Estimated reading time: 5 minutes

One possible way to output landmark detection is to output x and y coordinates of the feature (such as a nose). For localization, we can take it further to find the bounding box of the classified object, maybe through also outputting the width and height of the box. In order to train it, we can define the loss function as Intersection over Union (IoU), dividing how much space overlaps between boxes (desired and output) by the combined area of both boxes. Higher IoU means a better model. One step after classification + localization is object detection, where there may be multiple different objects in one image.

One possible method for object detection is exhaustive search/sliding windows, where we select many boxes of many sizes in the image and run classification networks on each box. However, this method is terrible because it’s really slow and you may just skip over the object. One solution to this is an R-CNN network, which guesses likely bounding boxes and only running classification on those.

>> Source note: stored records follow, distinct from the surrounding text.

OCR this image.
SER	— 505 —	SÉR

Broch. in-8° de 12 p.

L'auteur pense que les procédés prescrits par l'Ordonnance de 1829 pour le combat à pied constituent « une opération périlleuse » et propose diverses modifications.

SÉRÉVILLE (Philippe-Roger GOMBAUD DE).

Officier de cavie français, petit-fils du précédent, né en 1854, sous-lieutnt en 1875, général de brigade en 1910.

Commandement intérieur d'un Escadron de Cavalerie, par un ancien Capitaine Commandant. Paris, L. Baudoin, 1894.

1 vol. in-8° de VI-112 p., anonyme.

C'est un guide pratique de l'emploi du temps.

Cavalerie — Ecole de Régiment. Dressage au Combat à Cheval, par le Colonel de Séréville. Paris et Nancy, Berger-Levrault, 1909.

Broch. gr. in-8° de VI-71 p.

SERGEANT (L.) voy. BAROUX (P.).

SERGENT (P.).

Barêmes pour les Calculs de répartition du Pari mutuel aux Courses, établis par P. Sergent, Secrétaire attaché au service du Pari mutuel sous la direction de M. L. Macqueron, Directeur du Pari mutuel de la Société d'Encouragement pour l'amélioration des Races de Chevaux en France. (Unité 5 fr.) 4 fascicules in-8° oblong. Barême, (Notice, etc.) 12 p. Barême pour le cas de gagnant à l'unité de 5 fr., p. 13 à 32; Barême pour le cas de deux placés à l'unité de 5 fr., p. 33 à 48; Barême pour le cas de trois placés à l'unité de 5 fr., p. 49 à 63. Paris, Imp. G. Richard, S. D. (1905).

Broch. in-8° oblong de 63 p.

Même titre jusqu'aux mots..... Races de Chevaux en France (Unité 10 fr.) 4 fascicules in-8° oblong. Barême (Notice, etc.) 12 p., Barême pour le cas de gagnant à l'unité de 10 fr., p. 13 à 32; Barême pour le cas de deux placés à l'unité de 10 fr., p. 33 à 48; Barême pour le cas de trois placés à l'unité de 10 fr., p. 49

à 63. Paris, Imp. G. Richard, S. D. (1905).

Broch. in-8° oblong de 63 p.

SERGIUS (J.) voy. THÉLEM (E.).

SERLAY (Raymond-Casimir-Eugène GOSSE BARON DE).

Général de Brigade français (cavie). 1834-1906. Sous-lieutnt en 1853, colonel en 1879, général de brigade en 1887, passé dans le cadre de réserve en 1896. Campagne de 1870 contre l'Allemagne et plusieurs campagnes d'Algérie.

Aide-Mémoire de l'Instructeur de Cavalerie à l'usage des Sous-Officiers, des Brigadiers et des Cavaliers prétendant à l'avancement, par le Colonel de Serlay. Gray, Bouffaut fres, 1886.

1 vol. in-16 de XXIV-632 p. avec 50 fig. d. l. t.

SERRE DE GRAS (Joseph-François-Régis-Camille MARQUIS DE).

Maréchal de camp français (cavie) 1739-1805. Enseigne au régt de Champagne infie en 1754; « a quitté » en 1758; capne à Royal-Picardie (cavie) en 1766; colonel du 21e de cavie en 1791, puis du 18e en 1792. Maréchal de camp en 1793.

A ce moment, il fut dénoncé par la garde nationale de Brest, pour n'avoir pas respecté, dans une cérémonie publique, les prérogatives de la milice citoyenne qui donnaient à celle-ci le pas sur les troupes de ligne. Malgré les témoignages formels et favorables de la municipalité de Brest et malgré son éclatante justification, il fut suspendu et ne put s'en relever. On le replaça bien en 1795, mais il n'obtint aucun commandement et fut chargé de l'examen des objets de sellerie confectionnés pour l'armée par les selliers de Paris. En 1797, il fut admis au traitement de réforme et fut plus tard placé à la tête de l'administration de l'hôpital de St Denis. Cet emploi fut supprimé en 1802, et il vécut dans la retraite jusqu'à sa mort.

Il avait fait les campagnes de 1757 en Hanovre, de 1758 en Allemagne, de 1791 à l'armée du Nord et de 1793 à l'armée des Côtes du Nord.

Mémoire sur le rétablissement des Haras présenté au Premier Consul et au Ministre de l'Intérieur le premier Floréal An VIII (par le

You can use classical segmentation to propose the boxes, because edges are likely to define object boundaries. We identify larger regions using a selective search algorithm, combining “similar regions.” We run classification during each step However, R-CNN is still really slow. Instead of doing so many forward passes, we can make them faster by running convolutions on the image to generate a feature map. This extracts key information and runs classification on the feature map and not the image itself.

YOLO (You Only Look Once) makes it even faster by replacing the entire pipeline with one convolutional network. The CNN outputs where the bounding boxes and the object classifications. YOLO treats the image like a grid, and for every grid tile it runs a classification and outputs a bounding box of the object whose midpoint is there. However, the bounding box doesn’t need to be contained in the grid tile.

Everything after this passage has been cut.